In terms of viability, the Board has considered the nature of the Group’s assets and liabilities and associated cash flows and has determined that three years is the maximum timescale over which the performance of the Group can be forecast with a material degree of accuracy and so is an appropriate period over which to consider the Group’s viability. This timescale was assessed as being more accurate than the previous five year period used by the Board and also brings the Group more in line with its peer group and reflecting the term of the long-term debt.

The Board has also carried out a robust assessment of the principal and emerging risks faced by the Group, as detailed above. The main risks which the Board considers will affect the business model are: future performance, solvency, liquidity, tenant failure leading to a fall in dividend cover and macroeconomic uncertainty.

These risks have all been considered in light of the financial and economic impact that arose from COVID-19 and considering the emerging geopolitical risks.

The Board takes any potential risks to the ongoing success of the Group, and its ability to perform, very seriously and works hard to ensure that risks are consistent with the Group’s risk appetite at all times. In assessing the Group’s viability, the Board has carried out thorough reviews of the following:

· Detailed NAV, cash resources and income forecasts, prepared by the Company’s Investment Manager, for a three year period under both normal and stressed conditions;

· The Group’s ability to pay its operational expenses, bank interest, tax and dividends over a three year period;

· Future debt repayment dates and debt covenants, in particular those in relation to LTV and interest cover;

· The ability of the Company to refinance its debt facilities in April 2023;

· Demand for the Company’s shares and levels of premium or discount at which the shares trade to NAV;

· Views of shareholders; and

· The valuation and liquidity of the Group’s property portfolio, the Investment Manager’s portfolio strategy for the future and the market outlook.

The assessment for stressed conditions used a foreseeable severe but plausible scenario which was modelled using the following assumptions:

  • 25 per cent capital fall in the next 3 years
  • Tenant defaults of 15 per cent for the next 3 years
  • Sterling Overnight Index Average (SONIA) tracks 1.0 per cent above the anticipated forward curve

Even under those scenarios the Group remains viable.

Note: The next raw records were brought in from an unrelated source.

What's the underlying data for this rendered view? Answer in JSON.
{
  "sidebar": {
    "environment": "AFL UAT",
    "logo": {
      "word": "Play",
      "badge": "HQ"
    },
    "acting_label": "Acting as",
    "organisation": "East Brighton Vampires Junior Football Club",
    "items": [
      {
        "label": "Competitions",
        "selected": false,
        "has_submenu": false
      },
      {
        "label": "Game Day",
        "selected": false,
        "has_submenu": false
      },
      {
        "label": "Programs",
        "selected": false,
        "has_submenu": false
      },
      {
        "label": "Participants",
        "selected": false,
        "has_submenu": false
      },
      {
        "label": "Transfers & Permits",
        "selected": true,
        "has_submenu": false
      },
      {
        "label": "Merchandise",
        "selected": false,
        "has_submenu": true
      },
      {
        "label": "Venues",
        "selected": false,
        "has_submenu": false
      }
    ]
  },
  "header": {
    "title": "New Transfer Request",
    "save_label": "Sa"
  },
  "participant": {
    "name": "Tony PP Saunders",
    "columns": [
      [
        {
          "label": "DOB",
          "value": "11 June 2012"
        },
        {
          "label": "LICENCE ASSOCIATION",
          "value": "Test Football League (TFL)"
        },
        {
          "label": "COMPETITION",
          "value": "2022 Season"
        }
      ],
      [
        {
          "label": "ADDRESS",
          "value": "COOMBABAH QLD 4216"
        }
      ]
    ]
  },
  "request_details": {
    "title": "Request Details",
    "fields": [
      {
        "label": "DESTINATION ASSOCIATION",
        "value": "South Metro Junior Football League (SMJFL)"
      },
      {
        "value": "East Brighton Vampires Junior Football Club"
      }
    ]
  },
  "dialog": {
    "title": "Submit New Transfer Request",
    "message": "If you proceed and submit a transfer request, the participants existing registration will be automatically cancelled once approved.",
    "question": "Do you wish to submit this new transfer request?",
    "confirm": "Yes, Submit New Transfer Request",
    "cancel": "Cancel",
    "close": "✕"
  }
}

Despite the uncertainty in the UK regarding the impact of international conflict, the Board has a reasonable expectation, based on the information at the time of writing, that the Group will be able to continue in operation and meet its liabilities as they fall due over the next three years. This assessment is based on the current financial position of the Company, its performance track record and feedback it receives from shareholders.

GOING CONCERN

The Group’s strategy and business model, together with the factors likely to affect its future development, performance and position, including principal risks and uncertainties, are set out in the Strategic Report.

The Directors have reviewed detailed cash flow, income and expense projections in order to assess the Group’s ability to pay its operational expenses, bank interest and dividends over the going concern period. The Directors have examined significant areas of possible financial risk including cash and cash requirements and the debt covenants, in particular those relating to LTV and interest cover.

The Directors have not identified any material uncertainties, including risks related to significantly heightened geopolitical uncertainty and cost of living crisis, which might cast significant doubt on the ability of the Group to continue as a going concern for a period of not less than 12 months from the date of the approval of this Annual Report.

The Directors have satisfied themselves that the Group has adequate resources to continue in operational existence and the Board believes it is appropriate to adopt the going concern basis in preparing the consolidated financial statements.

STATEMENT OF DIRECTOR’S RESPONSIBILITIES

The Directors are responsible for preparing the Annual Report and the Group Consolidated Financial Statements for each year which give a true and fair view, in accordance with the applicable Guernsey law and those International Financial Reporting Standards (“IFRSs”) as adopted by the European Union.

In preparing those Consolidated Financial Statements, the Directors are required to:

· Select suitable accounting policies in accordance with IAS 8: Accounting Policies, Changes in Accounting Estimates and Errors and then apply them consistently;

· Make judgement and estimates that are reasonable and prudent;

· Present information, including accounting policies, in a manner that provides relevant, reliable, comparable and understandable information;

· Provide additional disclosures when compliance with the specific requirements in IFRSs as adopted by the European Union is insufficient to enable users to understand the impact of particular transactions, other events and conditions on the Group’s financial position and financial performance;

· State that the Group has complied with IFRSs as adopted by the European Union, subject to any material departures disclosed and explained in the Group Consolidated Financial Statements; and

· Prepare the Group Consolidated Financial Statements on a going concern basis unless it is inappropriate to presume that the Group will continue in business.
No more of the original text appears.